What is the GST/HST quick method, and should I use it?
An election that lets smaller businesses remit a reduced flat rate on sales instead of tracking input tax credits — often a real saving for service businesses with low expenses.
Normally you remit the HST you collected minus the HST you paid. The quick method replaces that with one simplified move: remit a reduced flat percentage of your HST-included sales and keep the difference, in exchange for giving up most input tax credits.
Who tends to win
Service businesses with low taxable expenses — consultants, agencies, professionals — because they were not claiming many input tax credits anyway. Businesses with heavy taxable costs (materials, inventory) usually do better on the regular method.
The mechanics
It is an election with CRA, generally available while taxable sales stay under the annual threshold (around $400,000 — confirm current figures). Remittance rates vary by province and business type, and there is a small bonus credit on the first slice of sales each year. Capital purchases still get their input tax credits.
The catch
You still charge customers full HST — the quick method only changes what you remit. Choosing it is a calculation, not a default; the wrong pick quietly costs money every quarter.
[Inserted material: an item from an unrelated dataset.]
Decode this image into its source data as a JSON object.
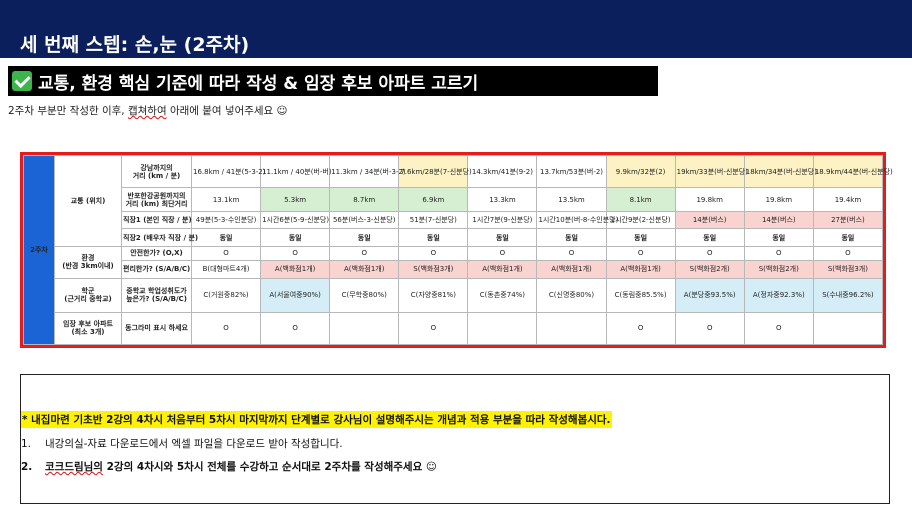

This is general information, not tax advice for your situation. Book a call and a Canadian accountant will give you the answer for your business.
Common questions
How do I know if the quick method saves me money?
Compare a year of remittances both ways: flat rate on sales versus collected-minus-credits. Low-expense service businesses usually win; anyone buying significant taxable inputs usually loses. Your accountant can run it in minutes from real numbers.
Can I switch back if it stops making sense?
Yes, elections can be changed, with timing rules on when a revocation takes effect. It is a review-annually decision, not a tattoo.